HFC Tuesday opened a branch in Hurlingham as it seeks to deepen its banking footprint in the country.
The Hurlingham branch brings to 21 the number of HFC branches.
HFC is the mortgage finance and banking subsidiary of HF Group. Other branches rolled out within the year include Komarock Branch at K- Mall and Machakos branch.
Sam Waweru, Managing Director HFC said there are plans to push up the number of HFC’s branches to 30 by end of 2016 to enhance accessibility for customers.
“We are planning to open another four branches in different counties across the country and this will bring the number of branches to 25 by end of the third quarter of 2016 in September, well on our journey to the 30 branches target by end of 2016,” said Waweru.
“There are another 10 branches that are planned over the next three years, which will bring our branch network to 40.”
Branches that are expected to start operations over the next few months include River Road (Nairobi CBD), Ongata Rongai, Embu and two branches in Nanyuki.
In addition to the “brick and mortar “ expansion, HFC has rolled out a mobile banking platform and plans are underway to launch internet banking, all aimed at increasing convenience and accessibility for customers.
Mr Waweru added that HFC had developed unique products that are targeted at retail as well as corporate customers.
These include innovative solutions such as cyclic loan facilities that allow Small and Medium Enterprises (SMEs) to service their loans when they receive payments.
“This solution is unique as it does not tie down businesses to monthly loan repayments. Instead one can make payments depending on their income for instances every three or six months,” he said.

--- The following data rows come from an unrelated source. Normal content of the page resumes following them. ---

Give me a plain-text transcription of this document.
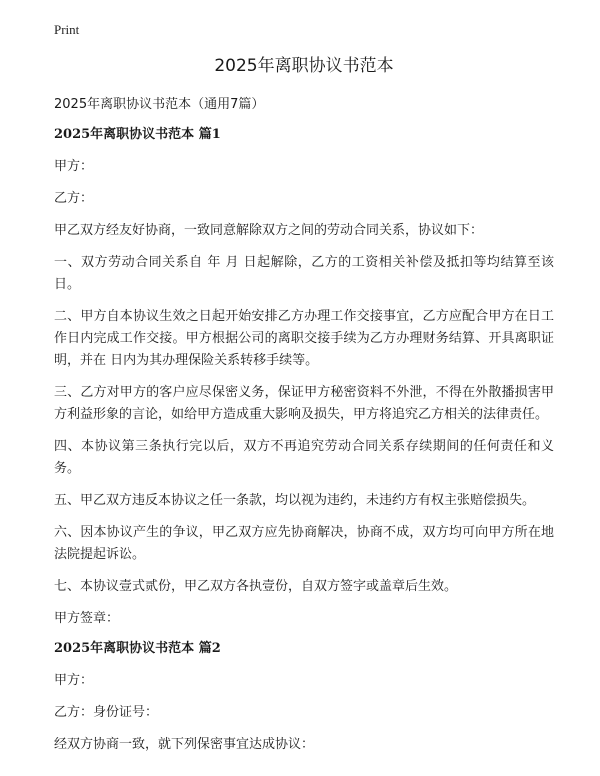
Print
2025年离职协议书范本
2025年离职协议书范本（通用7篇）
2025年离职协议书范本 篇1
甲方：
乙方：
甲乙双方经友好协商，一致同意解除双方之间的劳动合同关系，协议如下：
一、双方劳动合同关系自 年 月 日起解除，乙方的工资相关补偿及抵扣等均结算至该日。
二、甲方自本协议生效之日起开始安排乙方办理工作交接事宜，乙方应配合甲方在日工作日内完成工作交接。甲方根据公司的离职交接手续为乙方办理财务结算、开具离职证明，并在 日内为其办理保险关系转移手续等。
三、乙方对甲方的客户应尽保密义务，保证甲方秘密资料不外泄，不得在外散播损害甲方利益形象的言论，如给甲方造成重大影响及损失，甲方将追究乙方相关的法律责任。
四、本协议第三条执行完以后，双方不再追究劳动合同关系存续期间的任何责任和义务。
五、甲乙双方违反本协议之任一条款，均以视为违约，未违约方有权主张赔偿损失。
六、因本协议产生的争议，甲乙双方应先协商解决，协商不成，双方均可向甲方所在地法院提起诉讼。
七、本协议壹式贰份，甲乙双方各执壹份，自双方签字或盖章后生效。
甲方签章：
2025年离职协议书范本 篇2
甲方：
乙方：身份证号：
经双方协商一致，就下列保密事宜达成协议：
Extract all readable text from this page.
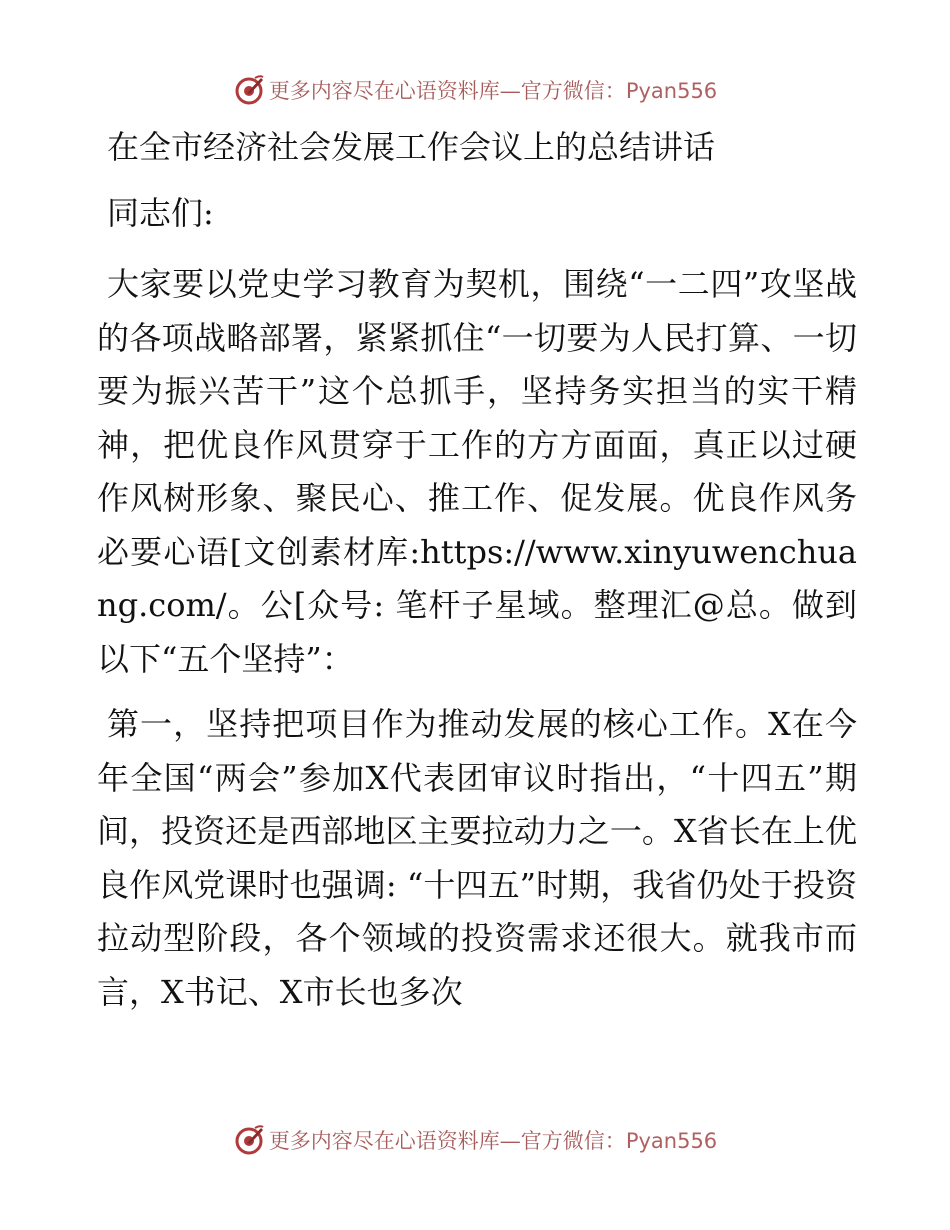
更多内容尽在心语资料库—官方微信：Pyan556
在全市经济社会发展工作会议上的总结讲话

同志们:

大家要以党史学习教育为契机，围绕“一二四”攻坚战的各项战略部署，紧紧抓住“一切要为人民打算、一切要为振兴苦干”这个总抓手，坚持务实担当的实干精神，把优良作风贯穿于工作的方方面面，真正以过硬作风树形象、聚民心、推工作、促发展。优良作风务必要心语[文创素材库:https://www.xinyuwenchuang.com/。公[众号: 笔杆子星域。整理汇@总。做到以下“五个坚持”：

第一，坚持把项目作为推动发展的核心工作。X在今年全国“两会”参加X代表团审议时指出，“十四五”期间，投资还是西部地区主要拉动力之一。X省长在上优良作风党课时也强调: “十四五”时期，我省仍处于投资拉动型阶段，各个领域的投资需求还很大。就我市而言，X书记、X市长也多次

更多内容尽在心语资料库—官方微信：Pyan556
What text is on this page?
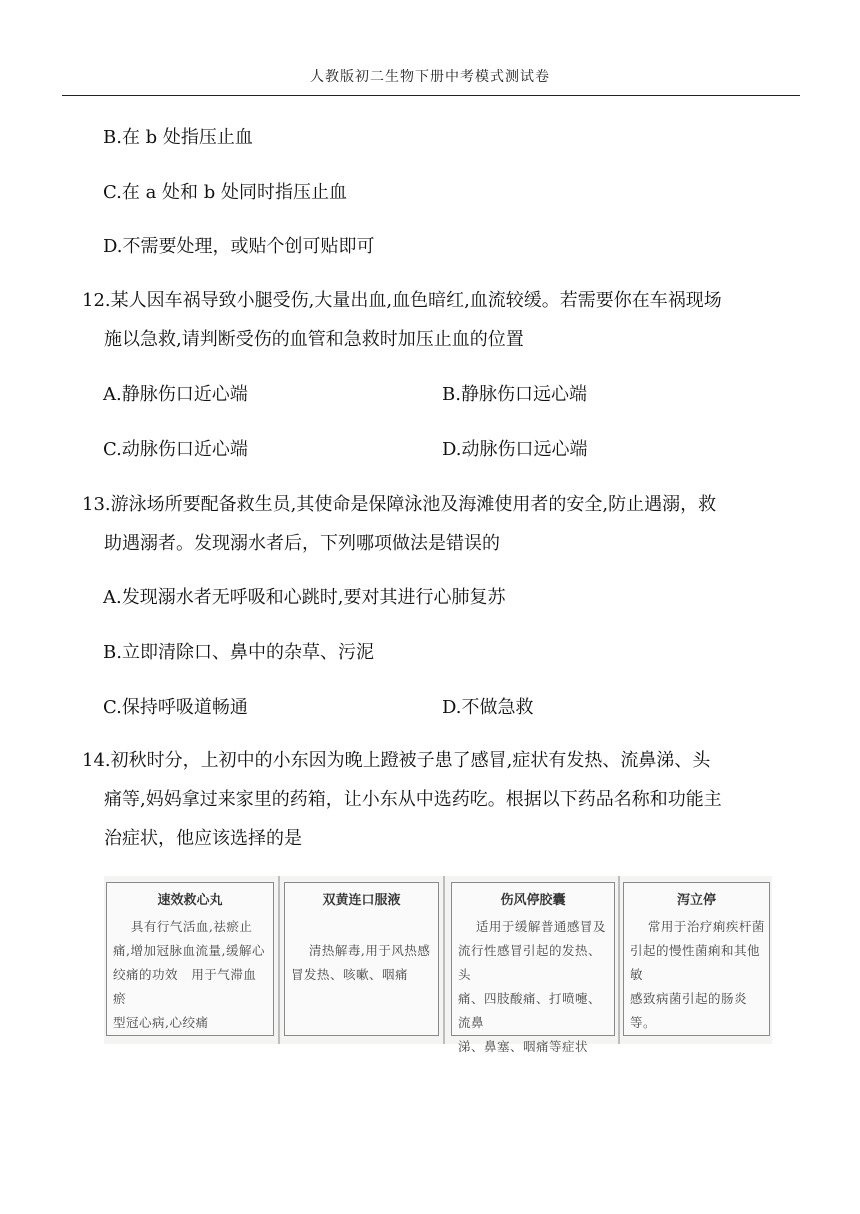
人教版初二生物下册中考模式测试卷
B.在 b 处指压止血
C.在 a 处和 b 处同时指压止血
D.不需要处理，或贴个创可贴即可
12.某人因车祸导致小腿受伤,大量出血,血色暗红,血流较缓。若需要你在车祸现场
施以急救,请判断受伤的血管和急救时加压止血的位置
A.静脉伤口近心端	B.静脉伤口远心端
C.动脉伤口近心端	D.动脉伤口远心端
13.游泳场所要配备救生员,其使命是保障泳池及海滩使用者的安全,防止遇溺，救
助遇溺者。发现溺水者后，下列哪项做法是错误的
A.发现溺水者无呼吸和心跳时,要对其进行心肺复苏
B.立即清除口、鼻中的杂草、污泥
C.保持呼吸道畅通	D.不做急救
14.初秋时分，上初中的小东因为晚上蹬被子患了感冒,症状有发热、流鼻涕、头
痛等,妈妈拿过来家里的药箱，让小东从中选药吃。根据以下药品名称和功能主
治症状，他应该选择的是
速效救心丸
具有行气活血,祛瘀止
痛,增加冠脉血流量,缓解心
绞痛的功效   用于气滞血瘀
型冠心病,心绞痛
双黄连口服液

清热解毒,用于风热感
冒发热、咳嗽、咽痛
伤风停胶囊
适用于缓解普通感冒及
流行性感冒引起的发热、头
痛、四肢酸痛、打喷嚏、流鼻
涕、鼻塞、咽痛等症状
泻立停
常用于治疗痢疾杆菌
引起的慢性菌痢和其他敏
感致病菌引起的肠炎等。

“This is borne out of understanding our customers and that a number of them might not receive payments from their clients every month. Some actually go for months after the work is completed before they receive payments but they need financing to, for instance, start on another project.”
Waweru noted that many businesses in this segment are still largely uncovered by mainstream banking, and hence starved off capital to expand from their ‘small’ status to medium and large enterprises.
“MSMEs are currently acknowledged as engines of growth due to the potential that they have but many lack access to finances to expand. We see a huge opportunity in this space that we continue to harness,” said Waweru.